Ortmann: Es gibt in NRW nur eine Beschlusslage zur Förderung schlecht belüftbarer Räume, die auch genau definiert sind. Die zu installierenden Geräte müssen die Richtlinien der Arbeitsstättenverordnung erfüllen, welche Lautstärke zum Beispiel nicht überschritten werden darf. Auffallend ist, dass die politische Entscheidung für oder gegen die Luftreinigungsgeräte bei den Parteien uneinheitlich ist: In Bielefeld ist die regierende SPD komplett dagegen, in Gütersloh dafür. Bei der CDU ist es andersrum, wobei sie sich letztlich dann doch nur der Stimme enthielt. Nach unserem Eindruck ist letztlich der Informationsstand bei diesem vielschichtigen, weitreichenden Thema entscheidend. Hier haben wir uns als Stadtschulpflegschaft besonders engagiert, mit Erfolg.


Wie stehen Sie eigentlich zu einer möglichen Wiedereinführung der Maskenpflicht in den Schulen?

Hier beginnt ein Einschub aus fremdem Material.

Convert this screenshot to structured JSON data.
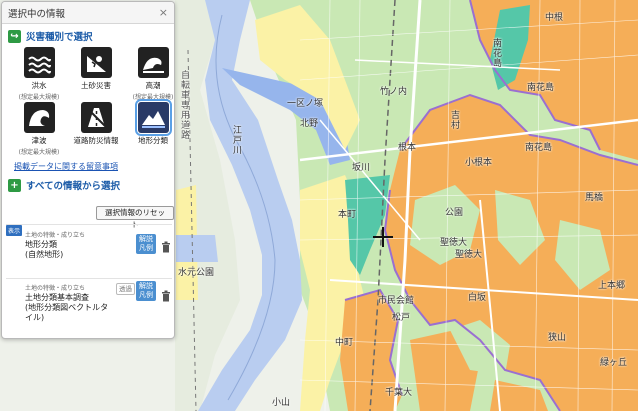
{
  "panel": {
    "title": "選択中の情報",
    "close": "×",
    "hazard_section_title": "災害種別で選択",
    "hazards": [
      {
        "name": "flood",
        "label": "洪水",
        "sub": "(想定最大規模)"
      },
      {
        "name": "landslide",
        "label": "土砂災害",
        "sub": ""
      },
      {
        "name": "storm-surge",
        "label": "高潮",
        "sub": "(想定最大規模)"
      },
      {
        "name": "tsunami",
        "label": "津波",
        "sub": "(想定最大規模)"
      },
      {
        "name": "road-disaster",
        "label": "道路防災情報",
        "sub": ""
      },
      {
        "name": "landform",
        "label": "地形分類",
        "sub": ""
      }
    ],
    "notice_link": "掲載データに関する留意事項",
    "all_info_title": "すべての情報から選択",
    "reset_button": "選択情報のリセット",
    "layers": [
      {
        "badge": "表示",
        "category": "土地の特徴・成り立ち",
        "name_line1": "地形分類",
        "name_line2": "(自然地形)",
        "legend_line1": "解説",
        "legend_line2": "凡例"
      },
      {
        "category": "土地の特徴・成り立ち",
        "name_line1": "土地分類基本調査",
        "name_line2": "(地形分類図ベクトルタ",
        "name_line3": "イル)",
        "transparency": "透過",
        "legend_line1": "解説",
        "legend_line2": "凡例"
      }
    ]
  },
  "map": {
    "labels": {
      "jitensha": "自転車専用道路",
      "edogawa": "江戸川",
      "ikkunotsuka": "一区ノ塚",
      "kitano": "北野",
      "takeyashi": "竹ノ内",
      "mizumoto": "水元公園",
      "minamihanashima": "南花島",
      "minamihanashima2": "南花島",
      "minamihanashima3": "南花島",
      "sakahimenocho": "坂川",
      "kogane": "小根本",
      "yoshiwara": "吉村",
      "nehomto": "根本",
      "hommachi": "本町",
      "yuhmon": "馬橋",
      "seitokudai": "聖徳大",
      "seitoku2": "聖徳大",
      "ichijomae": "市民会館",
      "matsudo": "松戸",
      "hakuba": "白坂",
      "koyama": "小山",
      "senjudai": "千葉大",
      "kitakoganemachi": "上本郷",
      "hora": "緑ヶ丘",
      "ameya": "中根",
      "park": "公園",
      "nakamachi": "中町",
      "sayamachi": "狭山"
    }
  },
  "colors": {
    "accent": "#1d5ca8",
    "green": "#2e9a44",
    "legend_btn": "#4b8fd0",
    "terrace_orange": "#f5ae58",
    "lowland_green": "#c9e8b4",
    "natural_levee_yellow": "#fbf2a6",
    "river_blue": "#b9cdf0",
    "valley_teal": "#55c7a8",
    "scarp_purple": "#9a6fd1"
  }
}
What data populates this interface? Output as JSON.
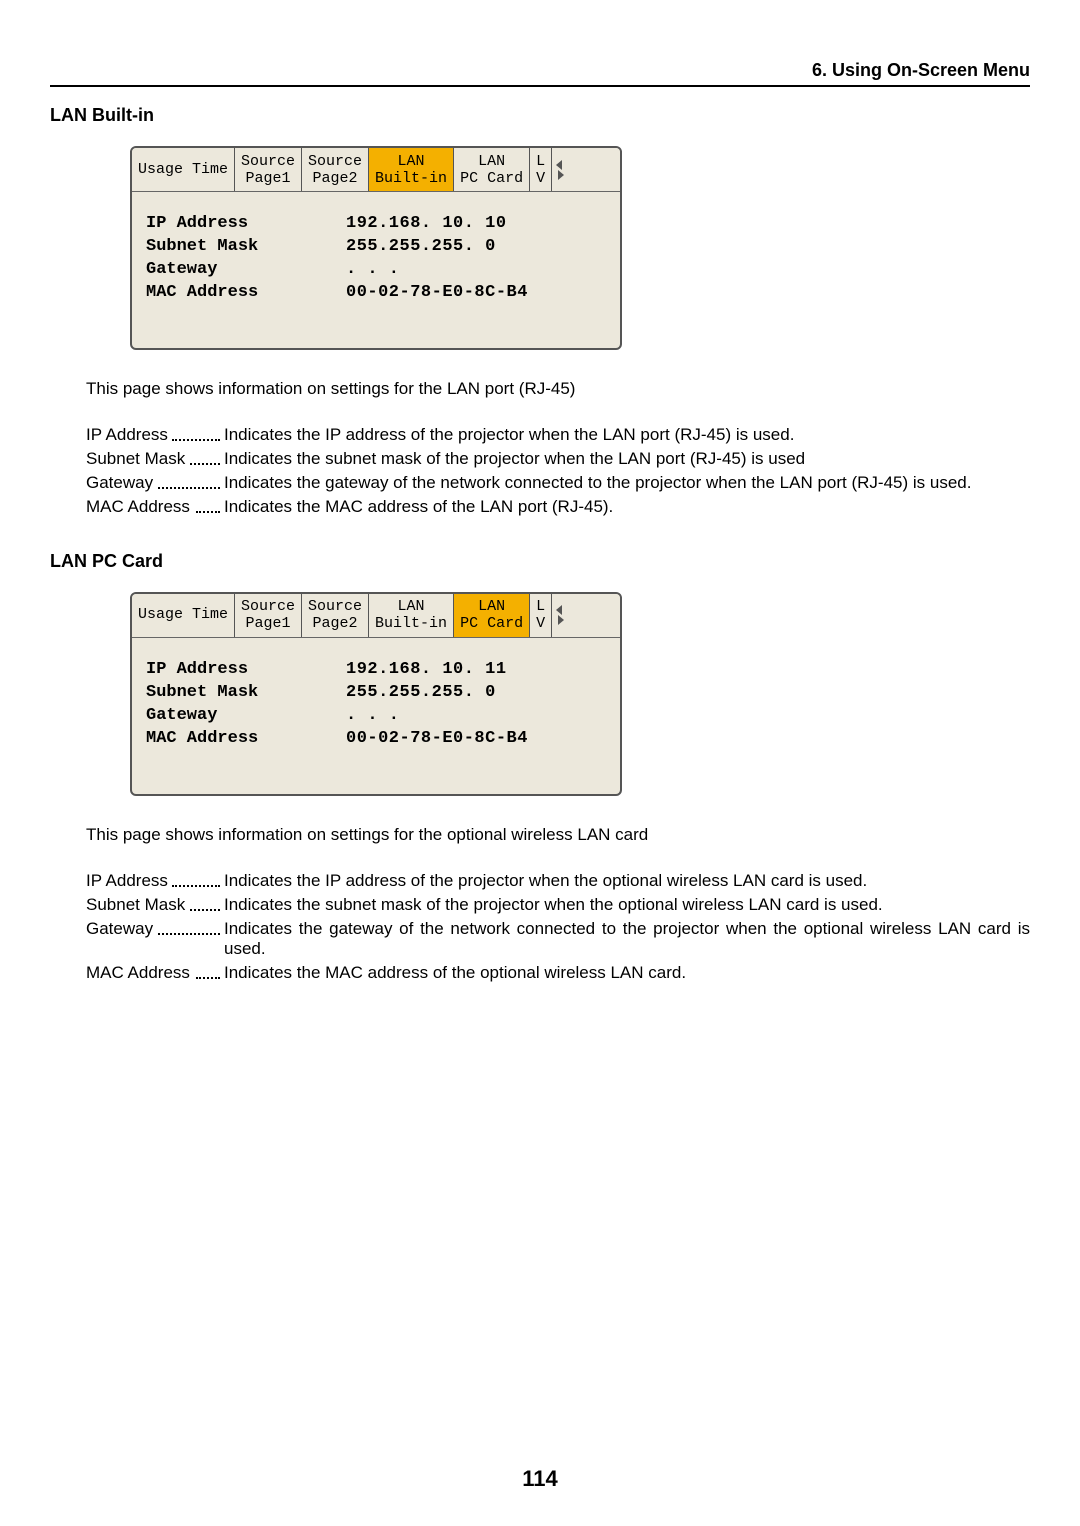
{
  "header": "6. Using On-Screen Menu",
  "page_number": "114",
  "sections": [
    {
      "title": "LAN Built-in",
      "tabs": [
        "Usage Time",
        "Source Page1",
        "Source Page2",
        "LAN Built-in",
        "LAN PC Card",
        "L V"
      ],
      "active_tab_index": 3,
      "rows": [
        {
          "label": "IP Address",
          "value": "192.168. 10. 10"
        },
        {
          "label": "Subnet Mask",
          "value": "255.255.255.  0"
        },
        {
          "label": "Gateway",
          "value": "  .   .   ."
        },
        {
          "label": "MAC Address",
          "value": "00-02-78-E0-8C-B4"
        }
      ],
      "desc": "This page shows information on settings for the LAN port (RJ-45)",
      "defs": [
        {
          "term": "IP Address",
          "def": "Indicates the IP address of the projector when the LAN port (RJ-45) is used."
        },
        {
          "term": "Subnet Mask",
          "def": "Indicates the subnet mask of the projector when the LAN port (RJ-45) is used"
        },
        {
          "term": "Gateway",
          "def": "Indicates the gateway of the network connected to the projector when the LAN port (RJ-45) is used."
        },
        {
          "term": "MAC Address",
          "def": "Indicates the MAC address of the LAN port (RJ-45)."
        }
      ]
    },
    {
      "title": "LAN PC Card",
      "tabs": [
        "Usage Time",
        "Source Page1",
        "Source Page2",
        "LAN Built-in",
        "LAN PC Card",
        "L V"
      ],
      "active_tab_index": 4,
      "rows": [
        {
          "label": "IP Address",
          "value": "192.168. 10. 11"
        },
        {
          "label": "Subnet Mask",
          "value": "255.255.255.  0"
        },
        {
          "label": "Gateway",
          "value": "  .   .   ."
        },
        {
          "label": "MAC Address",
          "value": "00-02-78-E0-8C-B4"
        }
      ],
      "desc": "This page shows information on settings for the optional wireless LAN card",
      "defs": [
        {
          "term": "IP Address",
          "def": "Indicates the IP address of the projector when the optional wireless LAN card is used."
        },
        {
          "term": "Subnet Mask",
          "def": "Indicates the subnet mask of the projector when the optional wireless LAN card is used."
        },
        {
          "term": "Gateway",
          "def": "Indicates the gateway of the network connected to the projector when the optional wireless LAN card is used."
        },
        {
          "term": "MAC Address",
          "def": "Indicates the MAC address of the optional wireless LAN card."
        }
      ]
    }
  ]
}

Ahnepohl: Da kann ich mich nur privat äußern. Meiner Meinung nach bringt es nichts, wenn ein Kind infiziert ist und sechs weitere müssen deshalb ebenfalls in die Quarantäne. Solange keine anderen effektiven Schutzmaßnahmen getroffen werden können, ist die Maske momentan der sinnvollste Schutz.